Gérald ferma les yeux et construisit autour de Berkana un sortilège de communication mentale, en prenant soin d’appeler les Graphèmes sous leur forme incertaine. Encore fatigué par les efforts déployés pour ouvrir la Porte, il eut de la peine à joindre Maître Qadehar… qui n’en crut pas ses oreilles lorsqu’il reconnut la voix de Gérald. Son ami Sorcier lui fit un rapide compte rendu de la situation et lui apprit la disparition de Guillemot.

Qadehar ne laissa rien paraître de la colère et de l’inquiétude qui l’envahirent. Il proposa avec son calme habituel de rejoindre l’armée des Chevaliers en compagnie d’Urien et de Valentin, et de mettre leurs ressources en commun.

Gérald fut soulagé de savoir que serait bientôt à leurs côtés le plus puissant des Sorciers de la Guilde ; le Monde Incertain n’était pas à prendre à la légère ! Qadehar et ses deux compagnons se trouvant déjà sur la Garrigue Rousse, ils décidèrent de se rejoindre sur les hauteurs de la Côte Hurlante.

Peu après, le Commandeur revint avec une bonne nouvelle : moyennant quelques pierres précieuses en abondance dans les coffres de la Prévosté d’Ys et dont les Chevaliers s’étaient heureusement et largement munis-les pêcheurs acceptaient de mettre à la disposition de l’armée surgie de nulle part tous les bateaux qui lui seraient nécessaires.

Le temps de charger une vingtaine de grosses barques en hommes et matériel, et l’armada turquoise quitta les côtes.

La traversée se déroula sans histoires, si ce n’est l’apparition d’un banc de Brûleuses qui provoqua une vive émotion chez les Chevaliers, étrangers au monde de la mer et de ses dangers. Gérald se demanda pour la première fois avec étonnement pourquoi Ys n’avait jamais eu de marine. La réponse lui vint rapidement, lumineuse : tout simplement parce qu’aucun ennemi n’était jamais venu d’un océan au milieu duquel le Pays d’Ys était isolé !

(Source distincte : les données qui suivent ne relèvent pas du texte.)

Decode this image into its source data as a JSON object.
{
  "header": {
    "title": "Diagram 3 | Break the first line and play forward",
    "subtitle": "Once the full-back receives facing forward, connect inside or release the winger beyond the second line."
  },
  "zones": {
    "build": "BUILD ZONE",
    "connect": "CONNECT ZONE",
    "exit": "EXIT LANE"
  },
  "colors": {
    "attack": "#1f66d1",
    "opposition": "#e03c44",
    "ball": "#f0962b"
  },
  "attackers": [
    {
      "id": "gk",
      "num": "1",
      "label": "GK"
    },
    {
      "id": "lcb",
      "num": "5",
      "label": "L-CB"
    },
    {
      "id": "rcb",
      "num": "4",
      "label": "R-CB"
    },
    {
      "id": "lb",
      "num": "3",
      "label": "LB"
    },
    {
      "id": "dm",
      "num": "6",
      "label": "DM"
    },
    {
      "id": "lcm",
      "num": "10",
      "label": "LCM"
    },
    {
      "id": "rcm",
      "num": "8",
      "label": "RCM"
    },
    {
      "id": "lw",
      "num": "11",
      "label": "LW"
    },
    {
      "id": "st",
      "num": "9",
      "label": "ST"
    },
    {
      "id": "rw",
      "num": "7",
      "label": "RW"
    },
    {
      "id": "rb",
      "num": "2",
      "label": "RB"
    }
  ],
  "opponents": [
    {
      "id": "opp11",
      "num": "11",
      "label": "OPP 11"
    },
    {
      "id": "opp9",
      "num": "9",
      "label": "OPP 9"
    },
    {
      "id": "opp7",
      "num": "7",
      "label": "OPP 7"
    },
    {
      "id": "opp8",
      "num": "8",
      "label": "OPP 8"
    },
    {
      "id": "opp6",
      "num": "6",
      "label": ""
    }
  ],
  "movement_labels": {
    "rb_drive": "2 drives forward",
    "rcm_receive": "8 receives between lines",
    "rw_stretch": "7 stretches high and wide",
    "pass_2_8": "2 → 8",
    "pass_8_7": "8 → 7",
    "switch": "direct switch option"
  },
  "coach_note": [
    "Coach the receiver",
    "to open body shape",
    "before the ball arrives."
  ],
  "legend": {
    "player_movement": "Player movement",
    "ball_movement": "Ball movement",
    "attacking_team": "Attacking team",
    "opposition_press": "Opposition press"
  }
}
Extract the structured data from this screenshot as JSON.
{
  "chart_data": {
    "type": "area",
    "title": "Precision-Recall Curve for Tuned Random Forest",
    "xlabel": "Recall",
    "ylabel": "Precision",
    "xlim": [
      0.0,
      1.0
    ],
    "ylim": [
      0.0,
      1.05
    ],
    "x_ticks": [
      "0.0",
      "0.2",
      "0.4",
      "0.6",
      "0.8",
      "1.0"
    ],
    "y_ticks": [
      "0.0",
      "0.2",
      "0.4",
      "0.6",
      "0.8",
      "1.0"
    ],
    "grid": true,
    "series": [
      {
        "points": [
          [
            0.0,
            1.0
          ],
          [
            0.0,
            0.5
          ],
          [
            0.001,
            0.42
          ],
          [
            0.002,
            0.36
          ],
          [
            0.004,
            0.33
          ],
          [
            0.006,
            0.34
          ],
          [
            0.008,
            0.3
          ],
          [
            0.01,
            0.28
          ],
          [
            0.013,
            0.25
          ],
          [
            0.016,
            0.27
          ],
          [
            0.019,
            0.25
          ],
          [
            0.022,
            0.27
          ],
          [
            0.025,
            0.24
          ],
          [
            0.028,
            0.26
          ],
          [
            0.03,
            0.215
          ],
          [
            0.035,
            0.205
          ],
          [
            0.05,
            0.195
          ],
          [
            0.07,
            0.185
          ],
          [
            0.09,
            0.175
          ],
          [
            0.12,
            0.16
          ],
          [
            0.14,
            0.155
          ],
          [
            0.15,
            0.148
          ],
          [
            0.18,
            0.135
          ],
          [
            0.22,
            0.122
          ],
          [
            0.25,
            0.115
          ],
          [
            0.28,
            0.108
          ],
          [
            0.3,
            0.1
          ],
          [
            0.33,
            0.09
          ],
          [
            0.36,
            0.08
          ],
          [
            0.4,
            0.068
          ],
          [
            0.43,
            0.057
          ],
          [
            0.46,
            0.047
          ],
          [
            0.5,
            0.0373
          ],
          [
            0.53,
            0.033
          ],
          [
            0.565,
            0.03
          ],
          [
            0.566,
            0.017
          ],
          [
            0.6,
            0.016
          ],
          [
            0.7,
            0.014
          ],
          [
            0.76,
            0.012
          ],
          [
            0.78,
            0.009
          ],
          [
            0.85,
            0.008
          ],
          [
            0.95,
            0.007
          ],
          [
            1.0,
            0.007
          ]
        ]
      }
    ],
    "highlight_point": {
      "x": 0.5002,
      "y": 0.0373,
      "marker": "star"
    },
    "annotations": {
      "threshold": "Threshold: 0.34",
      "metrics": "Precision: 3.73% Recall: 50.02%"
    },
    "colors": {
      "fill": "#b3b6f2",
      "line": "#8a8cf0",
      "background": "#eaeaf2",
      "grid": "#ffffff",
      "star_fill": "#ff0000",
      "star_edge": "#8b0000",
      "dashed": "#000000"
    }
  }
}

Au terme d’une traversée qui parut interminable aux Chevaliers, ils débarquèrent enfin à l’extrémité nord-ouest de la Côte Hurlante. En ordre de marche, conduits par les deux Sorciers, les deux cents Chevaliers quittèrent sans regret le rivage et prirent la direction de l’est. La brise violente et glacée qui les saisit brusquement dans l’étrange Garrigue Rousse acheva de leur rendre leur bonne humeur : ils se sentaient à nouveau en terrain connu, un peu chez eux, dans les vents vivifiants de la lande.